Bien que ce processus soit lent, il en souligne la valeur. « Je me fie aux données pour me dire ce qui se passe réellement. Et mes lecteurs ont besoin des données pour qu'ils puissent décider par eux-mêmes. Je ne veux pas être un ‘expert avec des opinions’. Je veux donner aux lecteurs les meilleures données que je puisse trouver et citer clairement mes sources pour qu'ils puissent les évaluer », explique-t-il.
Le défi du financement
Outre la désinformation, Tanner dit que le plus grand défi pour un journalisme climatique réussi est le manque de financement. « Si vous êtes une publication qui remet en question le statu quo commercial, ce que fait souvent des reportages sur le climat, vous n'allez certainement pas voir de grosses corporations jeter des sommes énormes d'argent pour que vous puissiez poursuivre votre travail journalistique ».
Le genre de reportage que fait le CNO a beau ne pas attirer beaucoup de revenus publicitaires, il attire certainement l’audience et une reconnaissance internationale. Barry Saxifrage dit qu'il est difficile de savoir quelles histoires ont le plus d'impact.
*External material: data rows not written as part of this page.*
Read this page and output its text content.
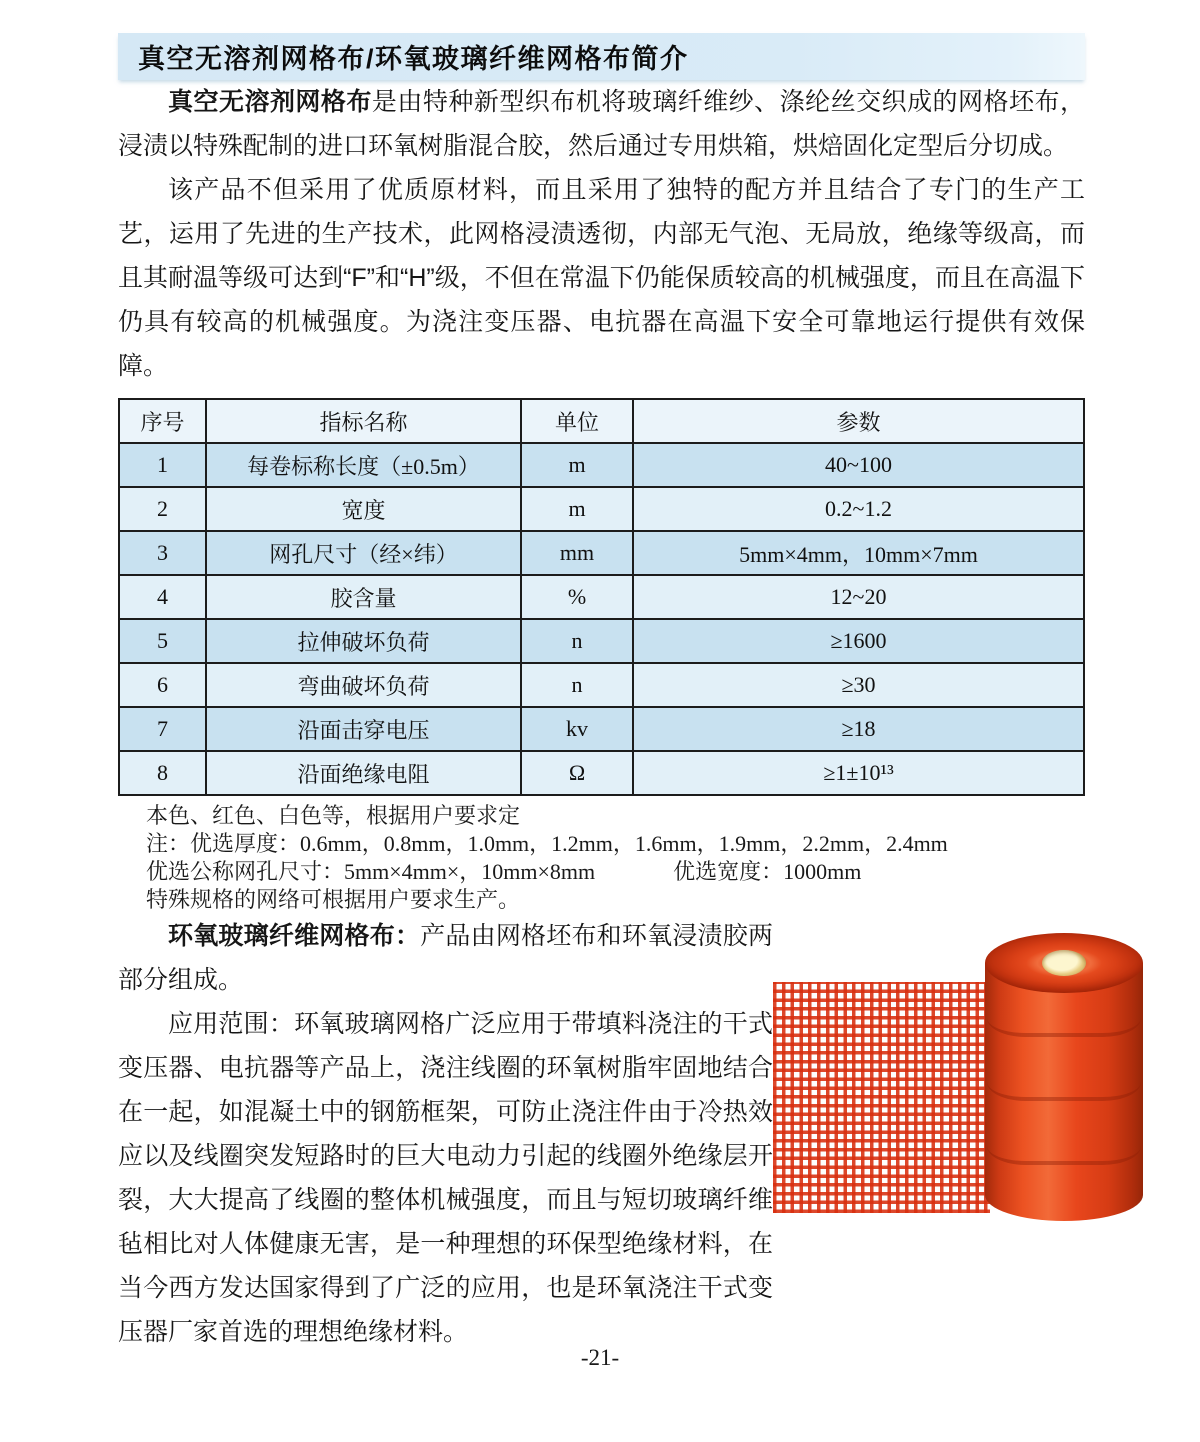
真空无溶剂网格布/环氧玻璃纤维网格布简介

真空无溶剂网格布是由特种新型织布机将玻璃纤维纱、涤纶丝交织成的网格坯布，浸渍以特殊配制的进口环氧树脂混合胶，然后通过专用烘箱，烘焙固化定型后分切成。

该产品不但采用了优质原材料，而且采用了独特的配方并且结合了专门的生产工艺，运用了先进的生产技术，此网格浸渍透彻，内部无气泡、无局放，绝缘等级高，而且其耐温等级可达到“F”和“H”级，不但在常温下仍能保质较高的机械强度，而且在高温下仍具有较高的机械强度。为浇注变压器、电抗器在高温下安全可靠地运行提供有效保障。

序号	指标名称	单位	参数
1	每卷标称长度（±0.5m）	m	40~100
2	宽度	m	0.2~1.2
3	网孔尺寸（经×纬）	mm	5mm×4mm，10mm×7mm
4	胶含量	%	12~20
5	拉伸破坏负荷	n	≥1600
6	弯曲破坏负荷	n	≥30
7	沿面击穿电压	kv	≥18
8	沿面绝缘电阻	Ω	≥1±10¹³

本色、红色、白色等，根据用户要求定

注：优选厚度：0.6mm，0.8mm，1.0mm，1.2mm，1.6mm，1.9mm，2.2mm，2.4mm

优选公称网孔尺寸：5mm×4mm×，10mm×8mm	优选宽度：1000mm

特殊规格的网络可根据用户要求生产。

环氧玻璃纤维网格布：产品由网格坯布和环氧浸渍胶两部分组成。

应用范围：环氧玻璃网格广泛应用于带填料浇注的干式变压器、电抗器等产品上，浇注线圈的环氧树脂牢固地结合在一起，如混凝土中的钢筋框架，可防止浇注件由于冷热效应以及线圈突发短路时的巨大电动力引起的线圈外绝缘层开裂，大大提高了线圈的整体机械强度，而且与短切玻璃纤维毡相比对人体健康无害，是一种理想的环保型绝缘材料，在当今西方发达国家得到了广泛的应用，也是环氧浇注干式变压器厂家首选的理想绝缘材料。

-21-
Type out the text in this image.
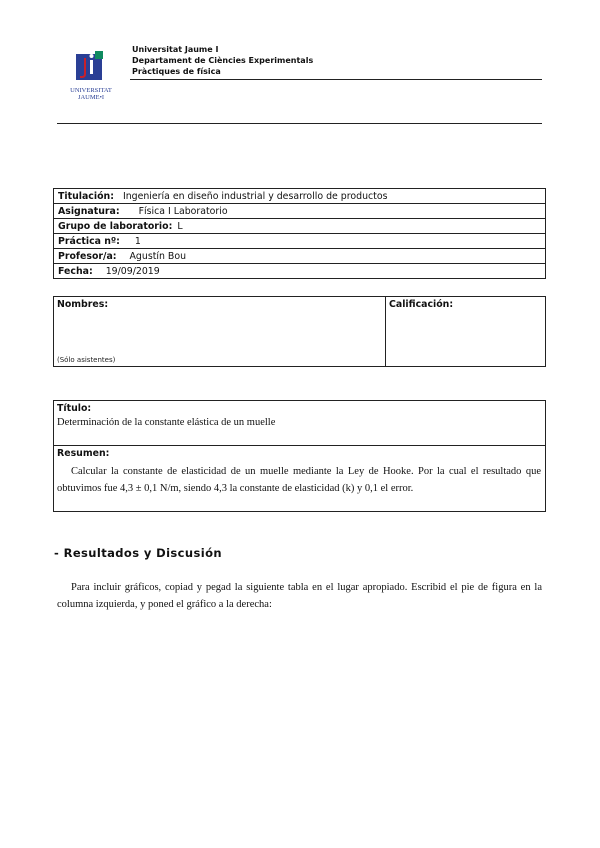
UNIVERSITAT
JAUME•I
Universitat Jaume I
Departament de Ciències Experimentals
Pràctiques de física
Titulación: Ingeniería en diseño industrial y desarrollo de productos
Asignatura: Física I Laboratorio
Grupo de laboratorio: L
Práctica nº: 1
Profesor/a: Agustín Bou
Fecha: 19/09/2019
Nombres:
(Sólo asistentes)
Calificación:
Título:
Determinación de la constante elástica de un muelle
Resumen:
Calcular la constante de elasticidad de un muelle mediante la Ley de Hooke. Por la cual el resultado que obtuvimos fue 4,3 ± 0,1 N/m, siendo 4,3 la constante de elasticidad (k) y 0,1 el error.
- Resultados y Discusión
Para incluir gráficos, copiad y pegad la siguiente tabla en el lugar apropiado. Escribid el pie de figura en la columna izquierda, y poned el gráfico a la derecha:
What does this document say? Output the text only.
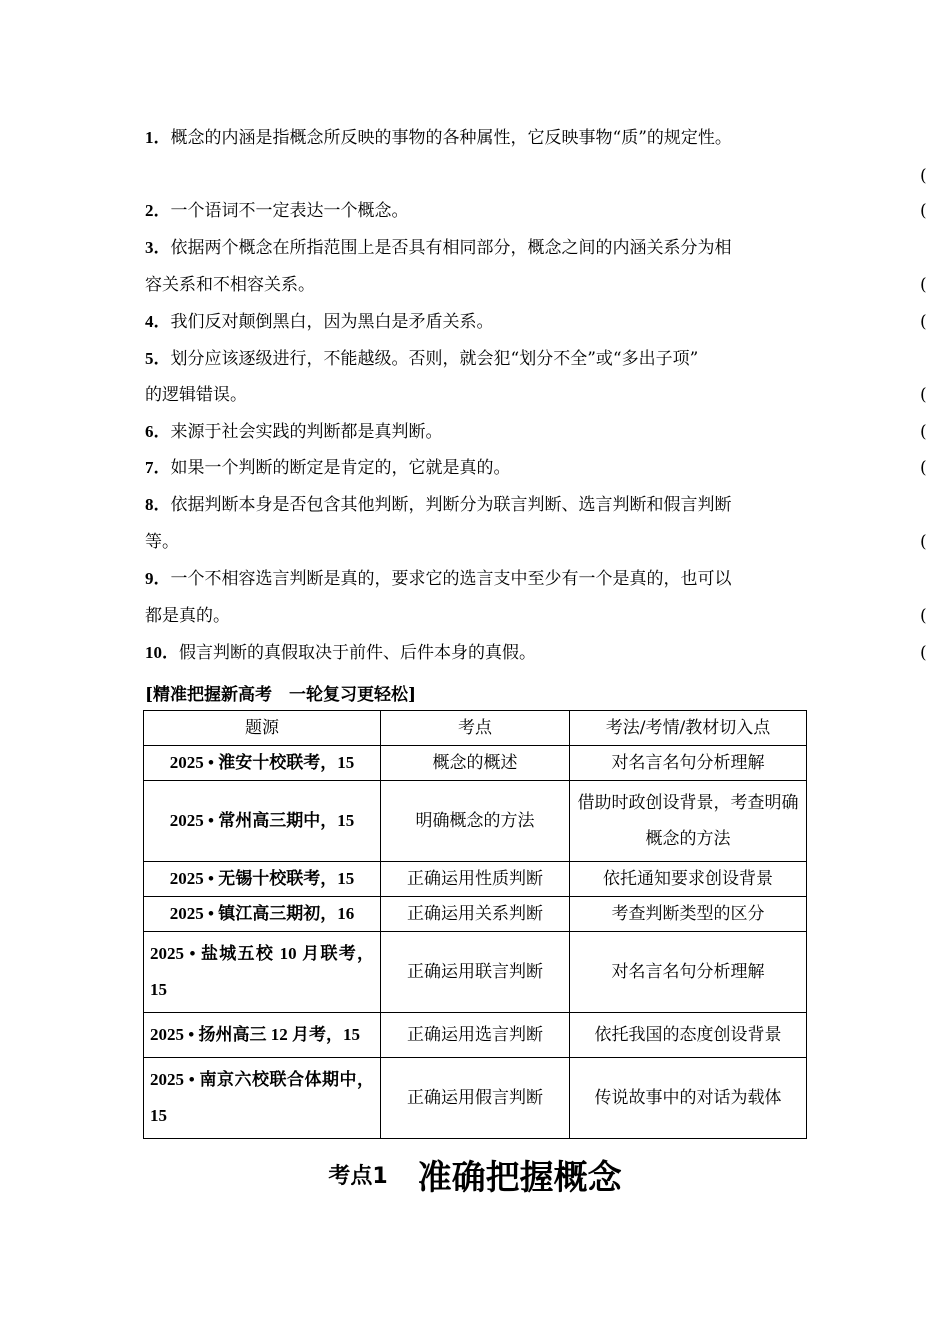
1．概念的内涵是指概念所反映的事物的各种属性，它反映事物“质”的规定性。
(
2．一个语词不一定表达一个概念。	(
3．依据两个概念在所指范围上是否具有相同部分，概念之间的内涵关系分为相
容关系和不相容关系。	(
4．我们反对颠倒黑白，因为黑白是矛盾关系。	(
5．划分应该逐级进行，不能越级。否则，就会犯“划分不全”或“多出子项”
的逻辑错误。	(
6．来源于社会实践的判断都是真判断。	(
7．如果一个判断的断定是肯定的，它就是真的。	(
8．依据判断本身是否包含其他判断，判断分为联言判断、选言判断和假言判断
等。	(
9．一个不相容选言判断是真的，要求它的选言支中至少有一个是真的，也可以
都是真的。	(
10．假言判断的真假取决于前件、后件本身的真假。	(
[精准把握新高考　一轮复习更轻松]
题源	考点	考法/考情/教材切入点
2025 • 淮安十校联考，15	概念的概述	对名言名句分析理解
2025 • 常州高三期中，15	明确概念的方法	借助时政创设背景，考查明确概念的方法
2025 • 无锡十校联考，15	正确运用性质判断	依托通知要求创设背景
2025 • 镇江高三期初，16	正确运用关系判断	考查判断类型的区分
2025 • 盐城五校 10 月联考，15	正确运用联言判断	对名言名句分析理解
2025 • 扬州高三 12 月考，15	正确运用选言判断	依托我国的态度创设背景
2025 • 南京六校联合体期中，15	正确运用假言判断	传说故事中的对话为载体
考点1 准确把握概念
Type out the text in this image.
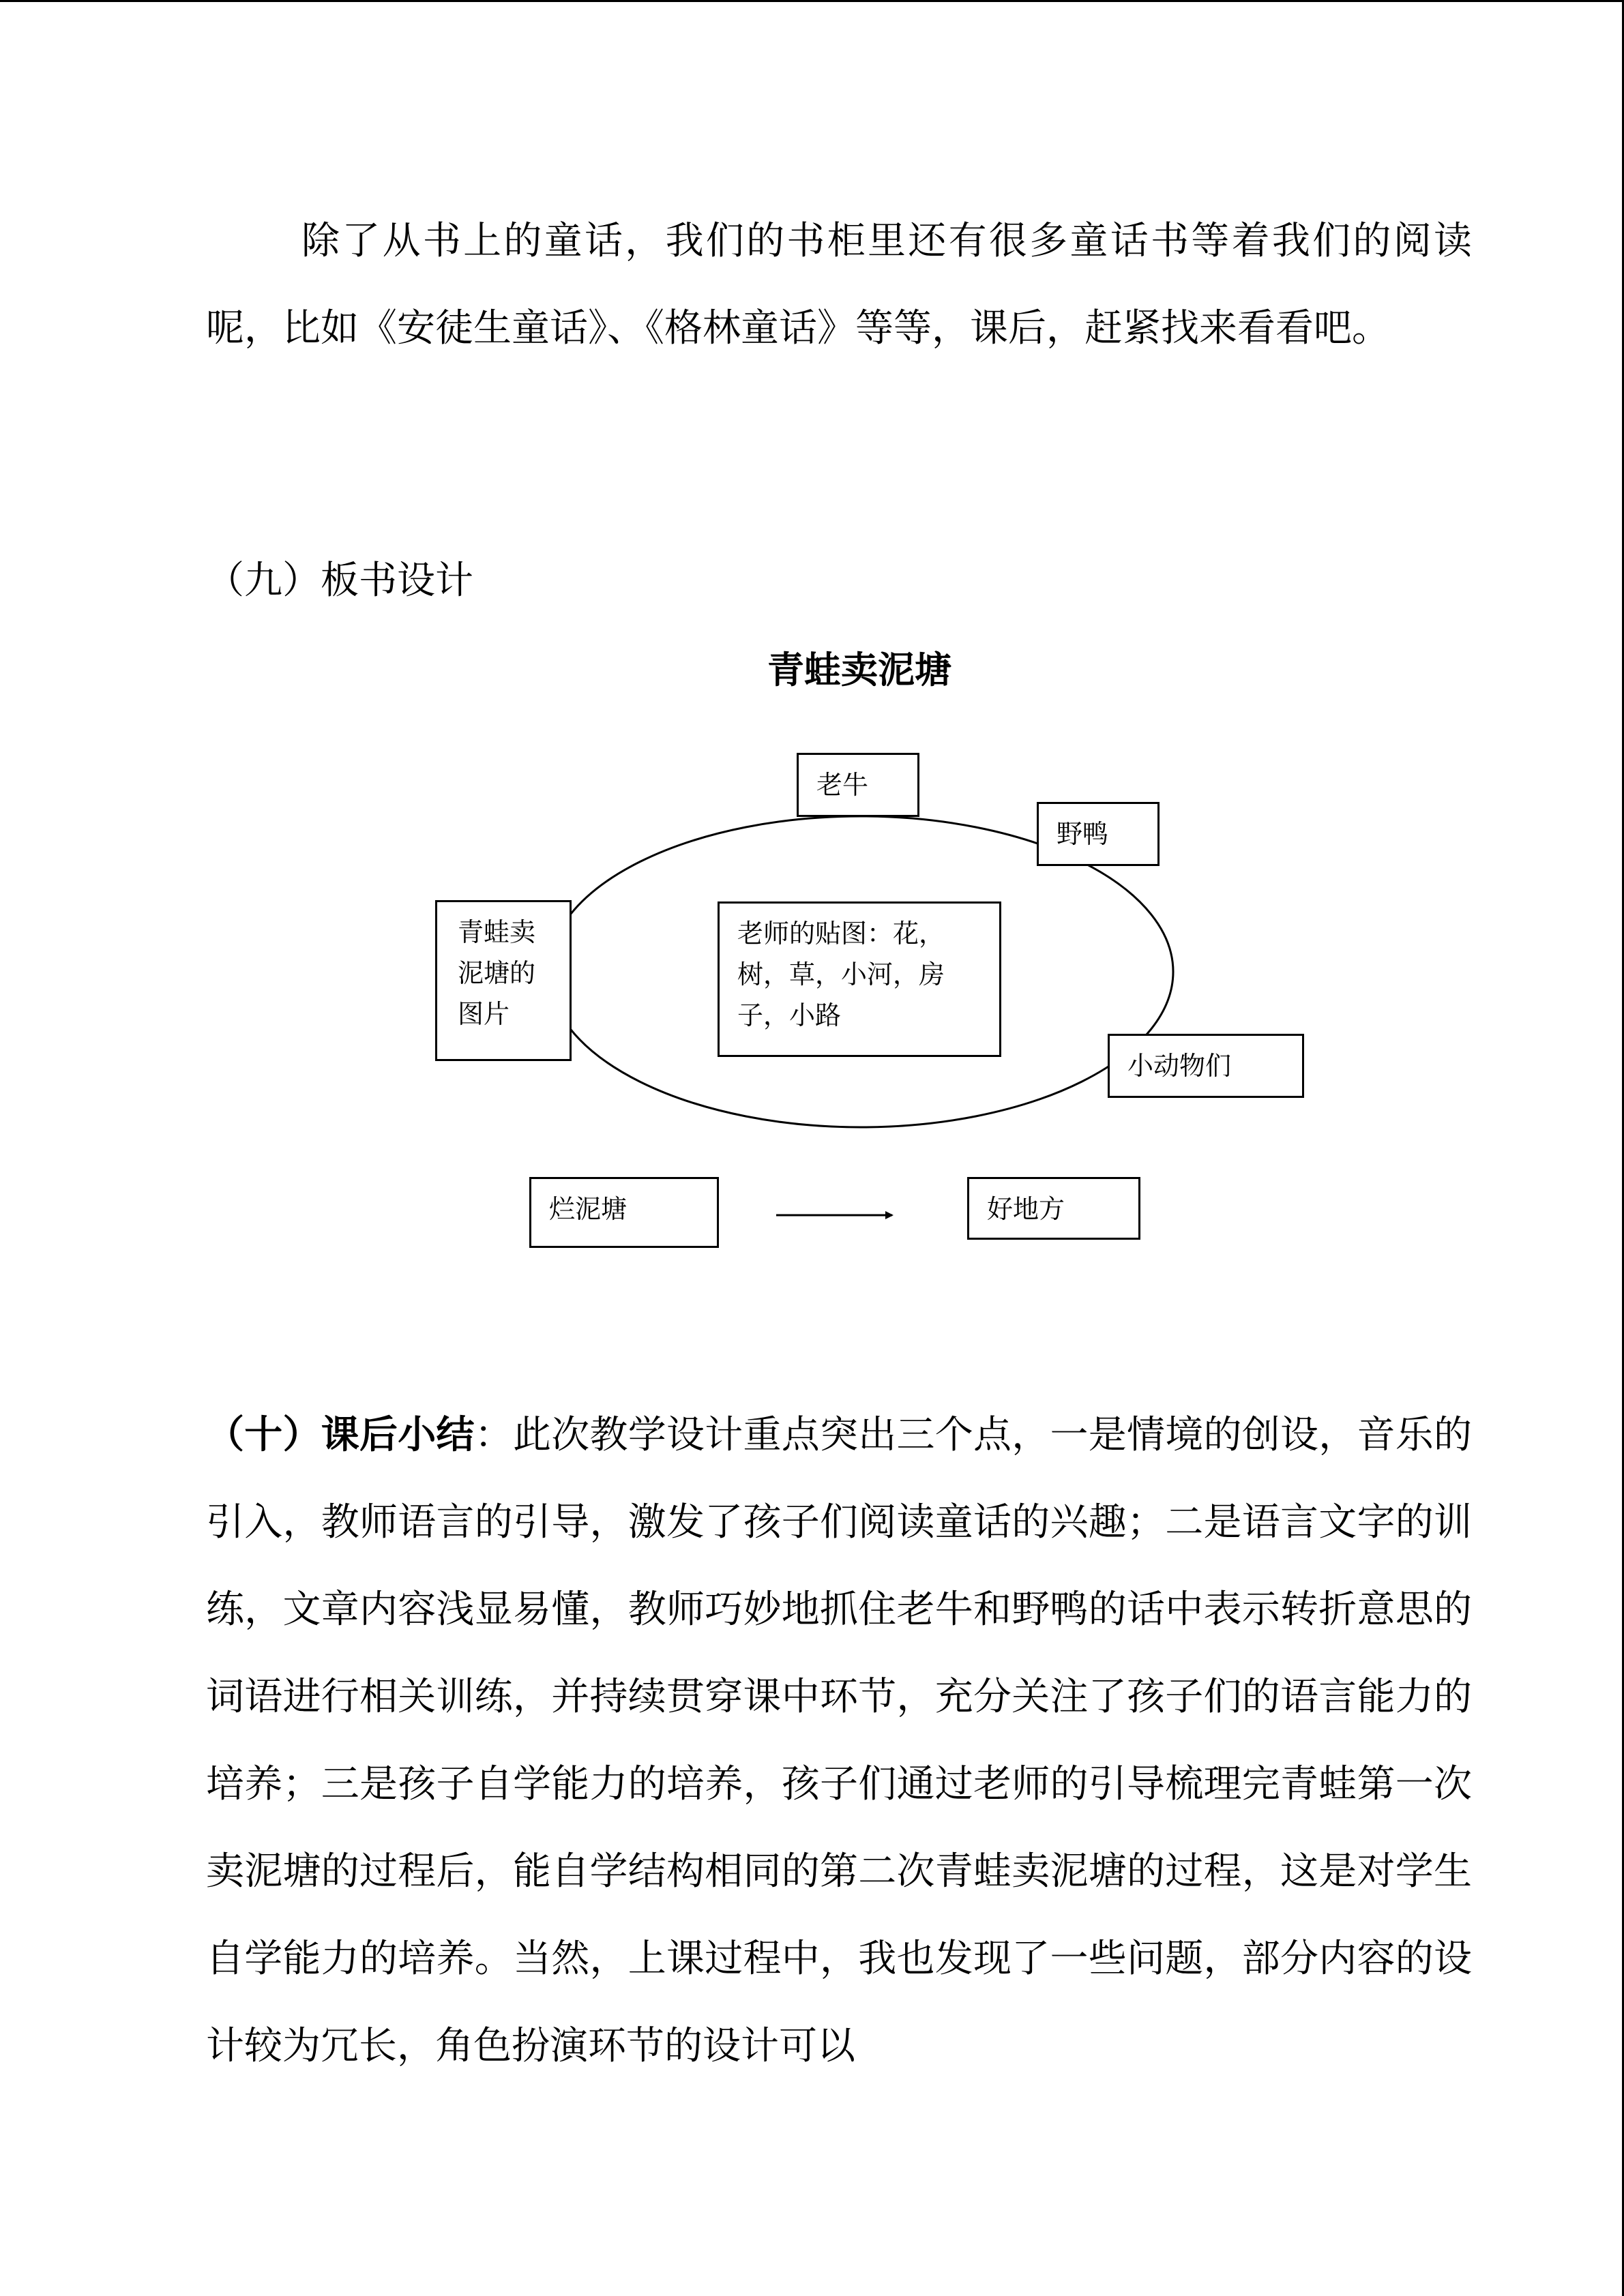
除了从书上的童话，我们的书柜里还有很多童话书等着我们的阅读呢，比如《安徒生童话》、《格林童话》等等，课后，赶紧找来看看吧。

（九）板书设计
青蛙卖泥塘
老牛
野鸭
青蛙卖泥塘的图片
老师的贴图：花，树，草，小河，房子，小路
小动物们
烂泥塘	好地方

（十）课后小结：此次教学设计重点突出三个点，一是情境的创设，音乐的引入，教师语言的引导，激发了孩子们阅读童话的兴趣；二是语言文字的训练，文章内容浅显易懂，教师巧妙地抓住老牛和野鸭的话中表示转折意思的词语进行相关训练，并持续贯穿课中环节，充分关注了孩子们的语言能力的培养；三是孩子自学能力的培养，孩子们通过老师的引导梳理完青蛙第一次卖泥塘的过程后，能自学结构相同的第二次青蛙卖泥塘的过程，这是对学生自学能力的培养。当然，上课过程中，我也发现了一些问题，部分内容的设计较为冗长，角色扮演环节的设计可以
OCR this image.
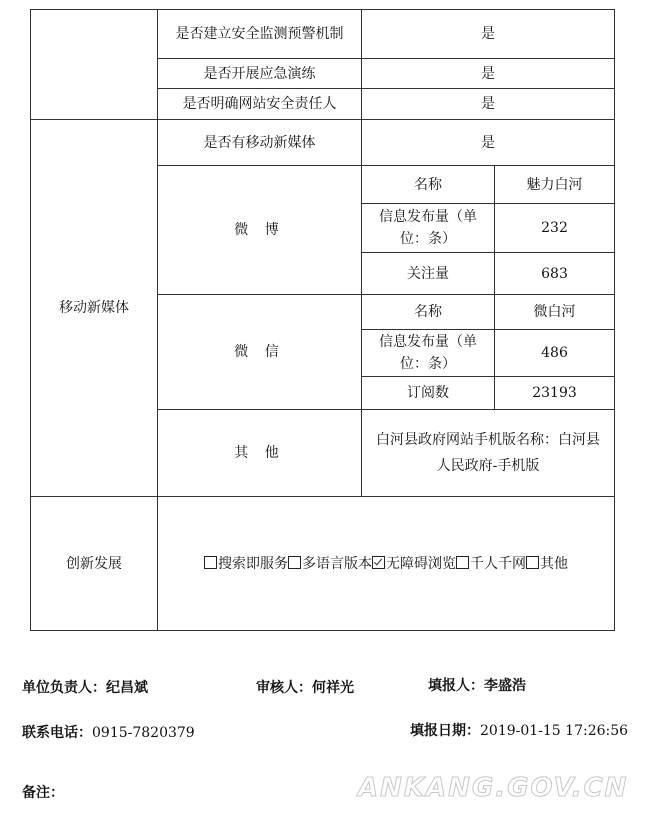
	是否建立安全监测预警机制	是	
	是否开展应急演练	是	
	是否明确网站安全责任人	是	
移动新媒体	是否有移动新媒体	是	
	微 博	名称	魅力白河
		信息发布量（单位：条）	232
		关注量	683
	微 信	名称	微白河
		信息发布量（单位：条）	486
		订阅数	23193
	其 他	白河县政府网站手机版名称：白河县人民政府-手机版	
创新发展	搜索即服务 多语言版本 无障碍浏览 千人千网 其他		
单位负责人：纪昌斌	审核人：何祥光	填报人：李盛浩
联系电话：0915-7820379	填报日期：2019-01-15 17:26:56
备注：	ANKANG.GOV.CN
Récemment, un article cité par le New York Times a suscité beaucoup d'engagement en ligne, par exemple. Mais ce n'est pas pour cela qu'il écrit en premier lieu. « Aider la société à comprendre la menace climatique et les options disponibles pour agir est ce qui me tient le plus à cœur. Et il n'y a tout simplement pas de bons indicateurs que je connaisse pour mesurer cela ».